Because the problem is insoluble, I don't use it for fiction much, either. One of the satisfactions of fiction is that, at the climax, the core problem of the story is resolved, one way or another. The big exception to this is the horror genre, which is allowed to be purely cathartic and to resolve the core problem by escalating it into primal inevitability and scorching the earth behind it. A modern corporate workplace is the natural abode of monsters, and it puzzles me that we don't see more horror stories addressing this directly.

I have used it successfully once, myself. It took me over 20 years to do so, horror not being my natural genre. The story is "The Restroom Murders," and it appeared in Realms of Fantasy in August 2008, though I first conceived the basic plot while temping for a certain bank in the early 80s.
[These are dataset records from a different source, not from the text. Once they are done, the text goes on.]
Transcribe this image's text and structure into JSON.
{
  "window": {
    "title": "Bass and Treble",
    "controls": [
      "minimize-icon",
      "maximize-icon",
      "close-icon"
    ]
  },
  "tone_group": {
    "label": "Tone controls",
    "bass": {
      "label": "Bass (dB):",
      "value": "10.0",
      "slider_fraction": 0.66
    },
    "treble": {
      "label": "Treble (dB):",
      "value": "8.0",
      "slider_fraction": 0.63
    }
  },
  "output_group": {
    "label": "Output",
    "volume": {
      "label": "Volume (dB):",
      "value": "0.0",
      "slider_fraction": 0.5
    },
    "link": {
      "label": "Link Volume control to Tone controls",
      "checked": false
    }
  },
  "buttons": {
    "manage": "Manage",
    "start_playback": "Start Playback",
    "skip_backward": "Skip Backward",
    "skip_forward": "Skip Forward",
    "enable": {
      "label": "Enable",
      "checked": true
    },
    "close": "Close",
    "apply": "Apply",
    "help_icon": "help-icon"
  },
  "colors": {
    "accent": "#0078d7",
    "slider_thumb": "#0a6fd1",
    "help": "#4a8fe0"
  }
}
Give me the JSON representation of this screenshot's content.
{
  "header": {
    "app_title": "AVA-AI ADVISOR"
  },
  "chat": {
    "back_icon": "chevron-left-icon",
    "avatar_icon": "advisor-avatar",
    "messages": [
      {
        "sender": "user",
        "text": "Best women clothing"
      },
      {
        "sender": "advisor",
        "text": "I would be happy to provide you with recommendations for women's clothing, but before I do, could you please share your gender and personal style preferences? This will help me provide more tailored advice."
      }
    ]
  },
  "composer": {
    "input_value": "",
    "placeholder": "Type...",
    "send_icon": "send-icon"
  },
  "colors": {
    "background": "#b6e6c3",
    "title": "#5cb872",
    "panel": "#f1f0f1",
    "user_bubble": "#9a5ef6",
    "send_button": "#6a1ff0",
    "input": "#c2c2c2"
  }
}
It took me that long to understand enough about workplaces and workers to get the story into the hands of the correct viewpoint character, to gain the narrative ruthlessness to work the premise out to its necessary conclusion, and to be out of the workplace long enough to write about its horrors with equanimity.

If you can write the self-help book envisioned here, please do so. If you can't, but rather need to consult it yourself, consider the horror option. Mystery might work, too, if you can thus gain the satisfactions of messily killing the worst person in your office and sending the second-worst person in your office to jail for it. Just don't put a word of it onto the company computer or leave your notes for it lying around, as security personnel are likely to take such things seriously and unlikely to have any policies that allow them to grasp the difference between fictional catharsis and planning.

And if you can't handle the fictional options because the situations you'd have to tap into are still too raw to handle, please, start today devising the plan that makes quitting your day job practical. You'll function better as soon as you feel less trapped.